Difficile de ne pas aimer le football lorsqu’on fait de la politique, à moins de se mettre sur le dos des milliers de compatriotes. Le sport le plus populaire est devenu le refuge de tous ceux qui se cherchent une nouvelle conduite, une certaine reconnaissance. Culte populaire, pouvoir financier et politique, enjeu géopolitique, il est devenu un phénomène complexe et multiforme.
Beaucoup de politiques sont arrivés à la conclusion que c’est souvent par le football que les maux de la société s’expriment. Le sport le plus populaire est, en effet, devenu plus qu’un simple loisir. Les valeurs qu’il véhicule sont aussi sonnantes que celles des causes nobles. Il représente jeu, plaisir, mais aussi un idéal démocratique en acte. Les légendes qui continuent à le structurer marquent la société toute entière.

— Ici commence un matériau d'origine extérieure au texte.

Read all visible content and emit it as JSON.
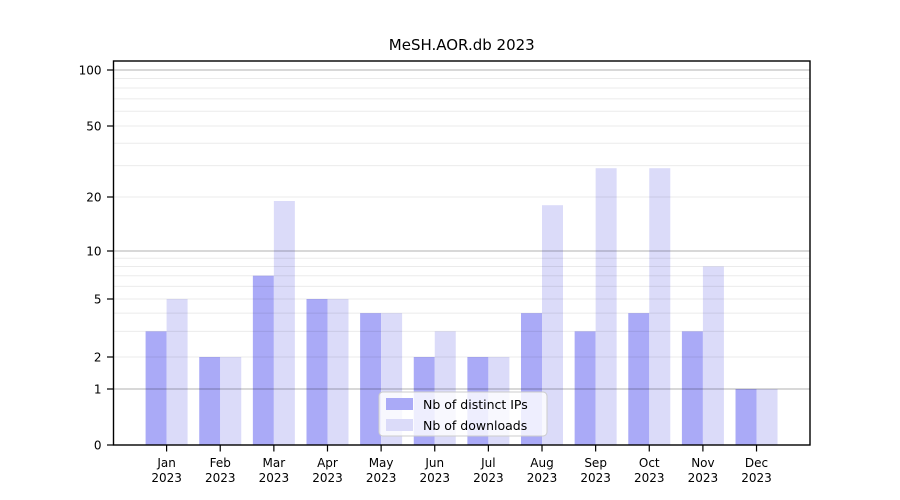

Cependant, victime de son succès, le football est aujourd’hui instrumentalisé. Compte tenu du fait que la plupart des Tunisiens ne semblent plus aujourd’hui s’intéresser à ce que beaucoup d’hommes politiques prétendent, à ce qu’ils préconisent, dans la mesure aussi où ils ne sont plus prêts à leur accorder la moindre attention, on ne s’étonne plus de la présence de certains dans un milieu auquel ils n’appartiennent pas et dans lequel ils ont peu de place. Leur présence n’a d’ailleurs jamais été souhaitée. Pas seulement au vu de leurs limites en connaissances sportives, mais aussi à travers les propos, les idées et les discours qu’ils ne cessent d’exprimer, et surtout en raison de l’absence de vision et de projets sportifs valables. On est aujourd’hui en droit de douter du bien-fondé de ce qui est entrepris ici, à l’instar notamment de la décision de baptiser le stade de Radès du nom de l’un des plus grands joueurs du football tunisien, en l’occurrence Hammadi Agrebi, et toute la polémique qui s’en était suivie.

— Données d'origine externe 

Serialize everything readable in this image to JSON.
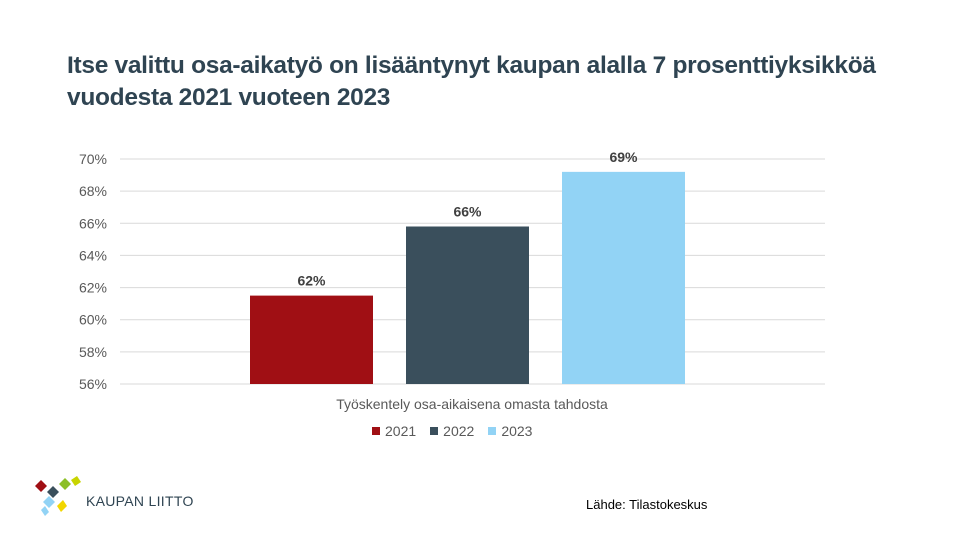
{
  "title": "Itse valittu osa-aikatyö on lisääntynyt kaupan alalla 7 prosenttiyksikköä vuodesta 2021 vuoteen 2023",
  "chart_data": {
    "type": "bar",
    "title": "Itse valittu osa-aikatyö on lisääntynyt kaupan alalla 7 prosenttiyksikköä vuodesta 2021 vuoteen 2023",
    "categories": [
      "Työskentely osa-aikaisena omasta tahdosta"
    ],
    "series": [
      {
        "name": "2021",
        "values": [
          61.5
        ],
        "label": "62%",
        "color": "#a00f14"
      },
      {
        "name": "2022",
        "values": [
          65.8
        ],
        "label": "66%",
        "color": "#3a4f5c"
      },
      {
        "name": "2023",
        "values": [
          69.2
        ],
        "label": "69%",
        "color": "#92d3f5"
      }
    ],
    "ylim": [
      56,
      70
    ],
    "yticks": [
      56,
      58,
      60,
      62,
      64,
      66,
      68,
      70
    ],
    "ytick_labels": [
      "56%",
      "58%",
      "60%",
      "62%",
      "64%",
      "66%",
      "68%",
      "70%"
    ],
    "xlabel": "",
    "ylabel": "",
    "grid": true,
    "legend": "bottom"
  },
  "logo": {
    "text": "KAUPAN LIITTO"
  },
  "source": "Lähde: Tilastokeskus",
  "colors": {
    "title": "#2f4452",
    "grid": "#d9d9d9",
    "axis_text": "#595959"
  }
}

Utilisé, instrumentalisé, le football auquel on assiste aujourd’hui n’a plus la même carte d’identité. Il n’a plus la même crédibilité. Il n’est plus à l’abri de la récupération politique. Il attire de plus en plus d’intrus, d’importuns, de gênants. D’indésirables. Résultat : ses différents acteurs et lui se perdent dans des circuits impossibles à tracer, à cerner. Que ce soit sur le terrain ou ailleurs, il est loin d’être moral. Il affectionne des parties emblématiques. Des fois symptomatiques. Il perd ses vrais leaders et ne sert presque plus de modèle sur lequel les générations futures pourraient vraiment s’identifier.
Cela est devenu impérieux pour le football et pour ses fondements. Cela donne aussi une certaine insipidité à un environnement de plus en plus fomenté. Cela met enfin à nu cette tendance chez beaucoup de politiques à vouloir se relancer à travers le football. Il y en a qui sont omniprésents et interviennent souvent, rien que parce que le sport exerce un charme et une force d’attraction extraordinaires.
Si on sait comment l’entourage du sport numéro un est tombé si bas, on n’a jamais su prendre les mesures nécessaires pour y faire face. Pour avoir à composer avec des intrus, le football tunisien risque de se heurter encore davantage à d’autres modes de récupération encore plus contraignants. Ce qui constitue déjà une menace majeure pour le présent et pour l’avenir.